In these 3 verses he paints the picture of the serene pleasantness of this approach to life. Things are done in their season. There is a time for this and a place for that. It is not mindless repetition, but pleasant expectation. He points out that God laid it out this way unfolding the seasons before us making life and its choirs and activities good. In v. 25 he says that first the hay appears. Right after this provision the tender grass appears providing the next thing that can be stored or used as needed. Then, he says next comes the herbs in the mountains that will need to be gathered allowing us not only practical benefits to picking and gathering them, but allowing for forays into pastures and hills that are pleasant and refreshing. Respecting God and the way that He laid out His creation and working with it makes work pleasant instead of drudgery, and comes with His blessing. It allows us to look forward to a season instead of dreading its coming. In doing so there is an aspect of worship for the Creator and His work. He seems to be quite ‘poetic’ in his expression here, and yet notice his extremely practical approach mentioning the practical benefits of seasonal activities, i.e. the lamb’s wool for clothing and the increase of the flock for the selling to pay for the rent of the pasture.

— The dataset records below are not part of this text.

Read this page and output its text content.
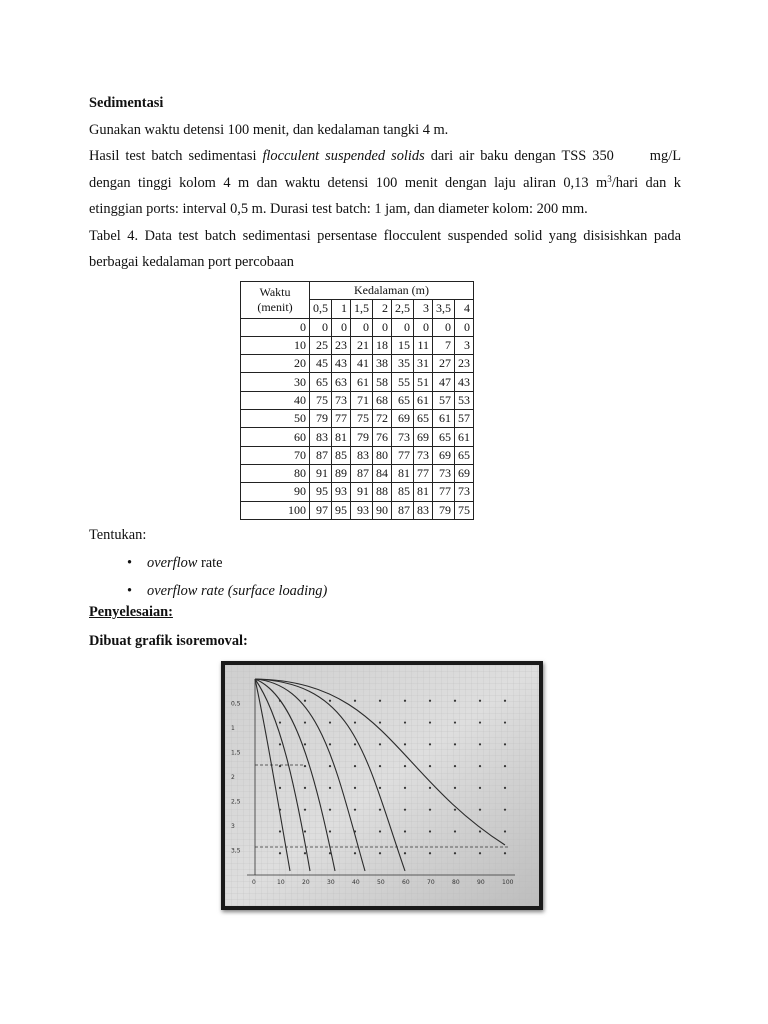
Sedimentasi
Gunakan waktu detensi 100 menit, dan kedalaman tangki 4 m.
Hasil test batch sedimentasi flocculent suspended solids dari air baku dengan TSS 350      mg/L
dengan tinggi kolom 4 m dan waktu detensi 100 menit dengan laju aliran 0,13 $m^3$/hari dan k
etinggian ports: interval 0,5 m. Durasi test batch: 1 jam, dan diameter kolom: 200 mm.
Tabel 4. Data test batch sedimentasi persentase flocculent suspended solid yang disisishkan pada
berbagai kedalaman port percobaan
Waktu
(menit)	Kedalaman (m)							
	0,5	1	1,5	2	2,5	3	3,5	4
0	0	0	0	0	0	0	0	0
10	25	23	21	18	15	11	7	3
20	45	43	41	38	35	31	27	23
30	65	63	61	58	55	51	47	43
40	75	73	71	68	65	61	57	53
50	79	77	75	72	69	65	61	57
60	83	81	79	76	73	69	65	61
70	87	85	83	80	77	73	69	65
80	91	89	87	84	81	77	73	69
90	95	93	91	88	85	81	77	73
100	97	95	93	90	87	83	79	75
Tentukan:
• overflow rate
• overflow rate (surface loading)
Penyelesaian:
Dibuat grafik isoremoval:
0	10	20	30	40	50	60	70	80	90	100
0,5
1
1,5
2
2,5
3
3,5
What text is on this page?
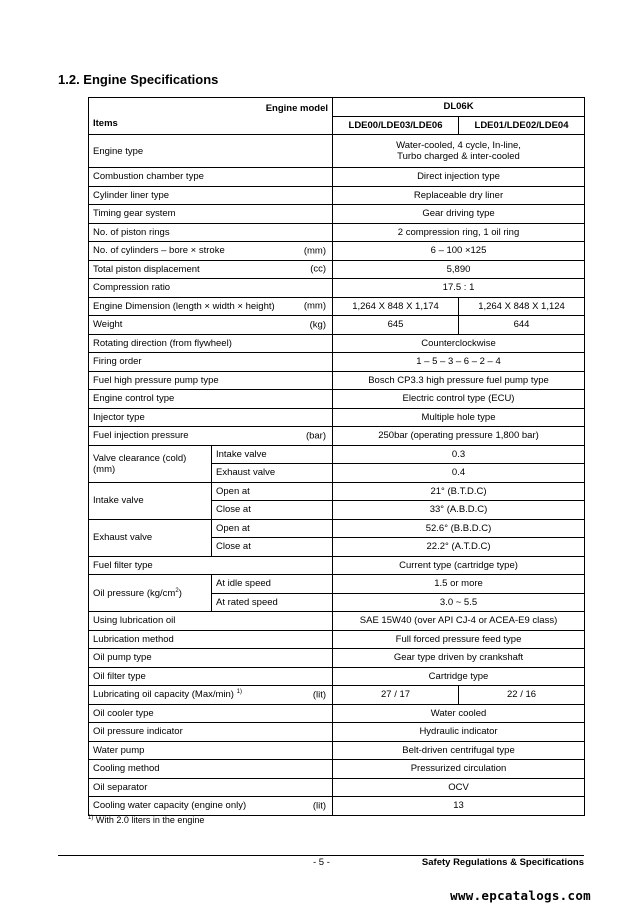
1.2. Engine Specifications
Engine model
Items		DL06K	
		LDE00/LDE03/LDE06	LDE01/LDE02/LDE04
Engine type		Water-cooled, 4 cycle, In-line,
Turbo charged & inter-cooled	
Combustion chamber type		Direct injection type	
Cylinder liner type		Replaceable dry liner	
Timing gear system		Gear driving type	
No. of piston rings		2 compression ring, 1 oil ring	
No. of cylinders – bore × stroke (mm)		6 – 100 ×125	
Total piston displacement (cc)		5,890	
Compression ratio		17.5 : 1	
Engine Dimension (length × width × height) (mm)		1,264 X 848 X 1,174	1,264 X 848 X 1,124
Weight (kg)		645	644
Rotating direction (from flywheel)		Counterclockwise	
Firing order		1 – 5 – 3 – 6 – 2 – 4	
Fuel high pressure pump type		Bosch CP3.3 high pressure fuel pump type	
Engine control type		Electric control type (ECU)	
Injector type		Multiple hole type	
Fuel injection pressure (bar)		250bar (operating pressure 1,800 bar)	
Valve clearance (cold)
(mm)	Intake valve	0.3	
	Exhaust valve	0.4	
Intake valve	Open at	21° (B.T.D.C)	
	Close at	33° (A.B.D.C)	
Exhaust valve	Open at	52.6° (B.B.D.C)	
	Close at	22.2° (A.T.D.C)	
Fuel filter type		Current type (cartridge type)	
Oil pressure $(kg/cm^2)$	At idle speed	1.5 or more	
	At rated speed	3.0 ~ 5.5	
Using lubrication oil		SAE 15W40 (over API CJ-4 or ACEA-E9 class)	
Lubrication method		Full forced pressure feed type	
Oil pump type		Gear type driven by crankshaft	
Oil filter type		Cartridge type	
Lubricating oil capacity (Max/min) $^{1)}$ (lit)		27 / 17	22 / 16
Oil cooler type		Water cooled	
Oil pressure indicator		Hydraulic indicator	
Water pump		Belt-driven centrifugal type	
Cooling method		Pressurized circulation	
Oil separator		OCV	
Cooling water capacity (engine only) (lit)		13	
$^{1)}$ With 2.0 liters in the engine
- 5 -	Safety Regulations & Specifications
www.epcatalogs.com
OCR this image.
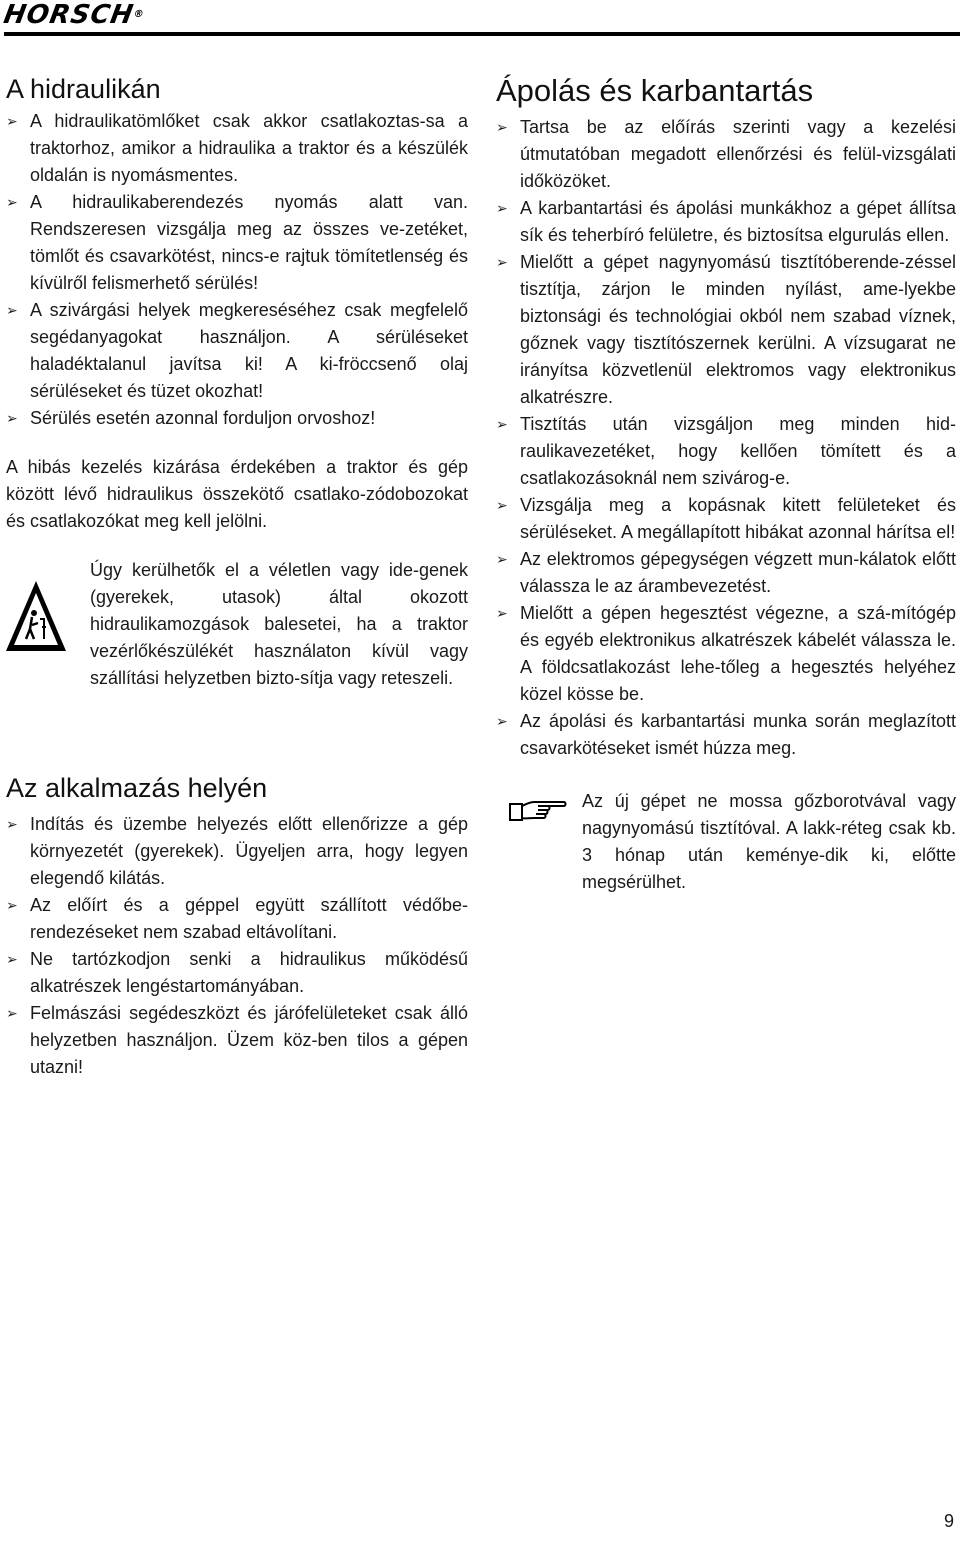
HORSCH®
A hidraulikán
➢ A hidraulikatömlőket csak akkor csatlakoztas-sa a traktorhoz, amikor a hidraulika a traktor és a készülék oldalán is nyomásmentes.
➢ A hidraulikaberendezés nyomás alatt van. Rendszeresen vizsgálja meg az összes ve-zetéket, tömlőt és csavarkötést, nincs-e rajtuk tömítetlenség és kívülről felismerhető sérülés!
➢ A szivárgási helyek megkereséséhez csak megfelelő segédanyagokat használjon. A sérüléseket haladéktalanul javítsa ki! A ki-fröccsenő olaj sérüléseket és tüzet okozhat!
➢ Sérülés esetén azonnal forduljon orvoshoz!

A hibás kezelés kizárása érdekében a traktor és gép között lévő hidraulikus összekötő csatlako-zódobozokat és csatlakozókat meg kell jelölni.

Úgy kerülhetők el a véletlen vagy ide-genek (gyerekek, utasok) által okozott hidraulikamozgások balesetei, ha a traktor vezérlőkészülékét használaton kívül vagy szállítási helyzetben bizto-sítja vagy reteszeli.

Az alkalmazás helyén
➢ Indítás és üzembe helyezés előtt ellenőrizze a gép környezetét (gyerekek). Ügyeljen arra, hogy legyen elegendő kilátás.
➢ Az előírt és a géppel együtt szállított védőbe-rendezéseket nem szabad eltávolítani.
➢ Ne tartózkodjon senki a hidraulikus működésű alkatrészek lengéstartományában.
➢ Felmászási segédeszközt és járófelületeket csak álló helyzetben használjon. Üzem köz-ben tilos a gépen utazni!
Ápolás és karbantartás
➢ Tartsa be az előírás szerinti vagy a kezelési útmutatóban megadott ellenőrzési és felül-vizsgálati időközöket.
➢ A karbantartási és ápolási munkákhoz a gépet állítsa sík és teherbíró felületre, és biztosítsa elgurulás ellen.
➢ Mielőtt a gépet nagynyomású tisztítóberende-zéssel tisztítja, zárjon le minden nyílást, ame-lyekbe biztonsági és technológiai okból nem szabad víznek, gőznek vagy tisztítószernek kerülni. A vízsugarat ne irányítsa közvetlenül elektromos vagy elektronikus alkatrészre.
➢ Tisztítás után vizsgáljon meg minden hid-raulikavezetéket, hogy kellően tömített és a csatlakozásoknál nem szivárog-e.
➢ Vizsgálja meg a kopásnak kitett felületeket és sérüléseket. A megállapított hibákat azonnal hárítsa el!
➢ Az elektromos gépegységen végzett mun-kálatok előtt válassza le az árambevezetést.
➢ Mielőtt a gépen hegesztést végezne, a szá-mítógép és egyéb elektronikus alkatrészek kábelét válassza le. A földcsatlakozást lehe-tőleg a hegesztés helyéhez közel kösse be.
➢ Az ápolási és karbantartási munka során meglazított csavarkötéseket ismét húzza meg.

Az új gépet ne mossa gőzborotvával vagy nagynyomású tisztítóval. A lakk-réteg csak kb. 3 hónap után keménye-dik ki, előtte megsérülhet.

9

In v. 27 he reminds us that a person living this way can do very well not only having enough to take care of the demands of this life, but also enough to have some frills, feeding the hired servants that help make life easier for us. Solomon, a king, was wise enough to not be taken in by the deception of the promise of greed and things recognizing that there is ‘rich’ pleasure in ‘simple’ things. Simple things deliver their own rich pleasure, things that money cannot buy. Here I think that if we were able to see Solomon writing down these proverbs that we would see him wearing his ‘Life is Good’ tee shirt listening to Beethoven’s Sixth symphony (the Pastoral Symphony)…what a practical and wise man he was.